Rectal temperature was regulated by a thermostatically controlled heating pad (Foehr Medical Instruments, Seeheim-Jugenheim, Germany). A rectal probe was inserted 4 cm into the rectum to measure the actual body core temperature. Prior experimental data indicated that the body core temperature correlates to intracranial and pericranial temperature during normothermia and therapeutic hypothermia . In normothermic rats, a target rectal temperature of 37°C was achieved by setting the heating pad to 37°C. For induction of therapeutic hypothermia, the animals were externally cooled by cooling pads attached to the abdomen of the animal in the prone position, until a temperature of 34.5°C was reached. Thereafter, cooling pads were removed from abdomen and the heating pad was set to 34°C. Within approximately 2-5 min, the animal reached 34°C which was maintained via the heating pad for the entire cooling period. The Optimal temperature of 34°C of body temperature for effective treatment of experimental stroke has been described in our laboratory and cooling of the animals was performed as described in this previous study . Rewarming was performed by setting the heating pad to the desired target temperature of 37°C. The rewarming procedure took approximately 30 min.

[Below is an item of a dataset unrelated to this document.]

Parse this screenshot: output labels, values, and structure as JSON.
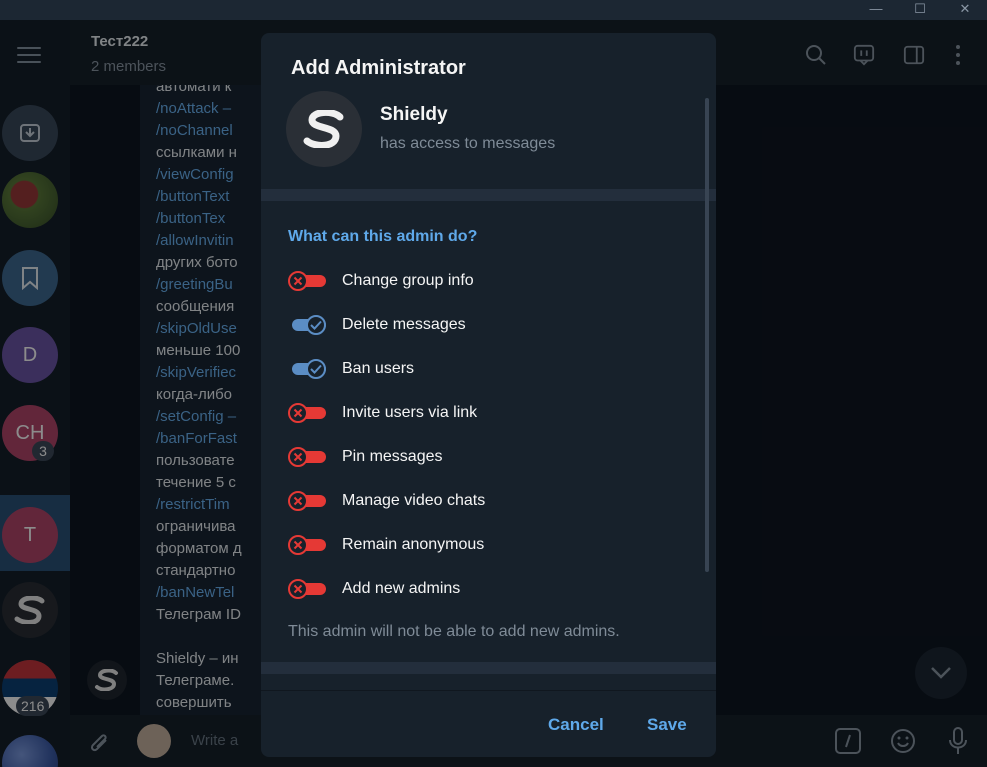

For thrombolysis, rt-PA (Boehringer Ingelheim, Germany) 10 mg/kg body weight was injected 1.5 hours after induction of TE as previously described .
Removal of brain tissue
Twenty-four hours after MCAO, rats were sacrificed by an overdose of ketamine (10%) and xylazine hydrochloride (100 mg/kg body weight). After decapitation, brains were rapidly removed, frozen in isopentane at -20°C, and stored until use at -80°C.